Por esse mesmo "roubo" de parte da sua vida, nunca foi uma "menininha". Não tinha roupas "bonitinhas", não ficava suspirando pelo garoto mais descolado e nunca, nunca mesmo, tivera um diário de adolescente.
Virou mulher cedo. Não digo "virar mulher" com aquela idéia de perder a virgindade e se entregar a um homem, mas sim de se tornar adulta, livre e independente. Esta transformação precoce ajudou mais ainda para distanciar dela a imagem de moça sentimental. Saía com as amigas, claro, mas se sentia mais à vontade com pessoas mais velhas. Por tudo o que já passara na vida, não tinha muito assunto para conversar com as colegas da mesma idade. Já não tinha paciência para ficar falando de moda, revistas ou do bonitão da esquina (se é que um dia teve paciência para isso).
Com os mais velhos é que se sentia bem à vontade. Falava da vida, do preço das coisas, da conta de luz que aumentou. Com eles podia filosofar e discutir sobre seus erros e aprender mais.
Nunca se apaixonara. Pensava nisso como uma coisa estranha: se vivera sua vida sem precisar de muita ajuda, como é que na porta dos 30 anos ela iria começar a sentir palpitações por um sujeito qualquer?

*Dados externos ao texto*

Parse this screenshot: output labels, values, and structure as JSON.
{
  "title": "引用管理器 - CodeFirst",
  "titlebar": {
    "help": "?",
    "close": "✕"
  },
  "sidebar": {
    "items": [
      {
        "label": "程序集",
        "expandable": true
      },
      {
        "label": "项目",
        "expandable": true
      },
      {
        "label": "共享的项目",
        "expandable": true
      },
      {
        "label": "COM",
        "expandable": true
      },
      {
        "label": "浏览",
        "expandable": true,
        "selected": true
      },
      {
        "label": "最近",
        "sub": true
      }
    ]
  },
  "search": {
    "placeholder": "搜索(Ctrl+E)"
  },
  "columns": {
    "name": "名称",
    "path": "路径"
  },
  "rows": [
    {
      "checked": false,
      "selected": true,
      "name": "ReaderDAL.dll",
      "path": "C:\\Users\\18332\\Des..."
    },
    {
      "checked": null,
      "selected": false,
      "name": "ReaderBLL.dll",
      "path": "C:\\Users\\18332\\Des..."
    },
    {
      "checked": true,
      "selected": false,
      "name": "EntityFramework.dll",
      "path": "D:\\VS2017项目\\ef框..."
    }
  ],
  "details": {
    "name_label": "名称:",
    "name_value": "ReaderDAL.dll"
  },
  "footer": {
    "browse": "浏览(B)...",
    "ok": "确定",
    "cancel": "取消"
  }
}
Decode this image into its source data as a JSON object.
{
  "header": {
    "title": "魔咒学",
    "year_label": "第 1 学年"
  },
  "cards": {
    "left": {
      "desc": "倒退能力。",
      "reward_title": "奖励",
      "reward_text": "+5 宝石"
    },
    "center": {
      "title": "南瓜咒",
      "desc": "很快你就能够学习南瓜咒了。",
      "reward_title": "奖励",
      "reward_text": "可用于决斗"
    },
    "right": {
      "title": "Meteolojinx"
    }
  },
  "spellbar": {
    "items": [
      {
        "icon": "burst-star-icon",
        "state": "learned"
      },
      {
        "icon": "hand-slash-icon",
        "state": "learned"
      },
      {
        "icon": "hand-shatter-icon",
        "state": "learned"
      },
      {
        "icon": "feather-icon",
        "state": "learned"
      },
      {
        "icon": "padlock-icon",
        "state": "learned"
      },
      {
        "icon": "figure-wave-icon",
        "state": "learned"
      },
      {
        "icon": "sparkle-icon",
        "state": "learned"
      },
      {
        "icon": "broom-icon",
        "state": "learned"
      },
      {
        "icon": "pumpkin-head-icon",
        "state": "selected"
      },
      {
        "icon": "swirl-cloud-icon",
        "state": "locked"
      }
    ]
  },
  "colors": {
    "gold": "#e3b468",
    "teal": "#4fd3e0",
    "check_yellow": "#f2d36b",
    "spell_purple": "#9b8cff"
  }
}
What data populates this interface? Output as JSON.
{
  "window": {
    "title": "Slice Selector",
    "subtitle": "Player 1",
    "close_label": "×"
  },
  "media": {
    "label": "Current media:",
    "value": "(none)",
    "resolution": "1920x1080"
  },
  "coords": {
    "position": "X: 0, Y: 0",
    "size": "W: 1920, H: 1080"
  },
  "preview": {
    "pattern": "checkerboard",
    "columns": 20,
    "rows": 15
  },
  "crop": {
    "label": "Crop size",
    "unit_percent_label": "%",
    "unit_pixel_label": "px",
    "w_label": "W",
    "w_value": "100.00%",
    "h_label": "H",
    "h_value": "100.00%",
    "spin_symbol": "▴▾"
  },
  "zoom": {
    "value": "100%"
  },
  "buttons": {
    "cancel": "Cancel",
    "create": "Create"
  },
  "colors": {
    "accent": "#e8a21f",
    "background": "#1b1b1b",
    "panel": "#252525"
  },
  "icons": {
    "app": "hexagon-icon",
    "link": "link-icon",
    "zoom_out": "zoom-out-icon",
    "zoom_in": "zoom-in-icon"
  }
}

Por isso mesmo ela morria de medo e tremia por dentro toda vez que se dava conta de que estava parada no serviço pensando no namorado. Ele não é nenhum Tom Cruise nem tem voz de locutor. Ele não é nenhum gênio e nem sabe dançar direito. Mas mesmo assim estava apaixonada. Ela não se reconhecia e achava que estava gostando mais do que devia. Por que logo ela, tão dona de si, tão dona de sua vida, iria virar uma adolescente em um par de meses? Por que logo ela iria escrever cartas amorosas?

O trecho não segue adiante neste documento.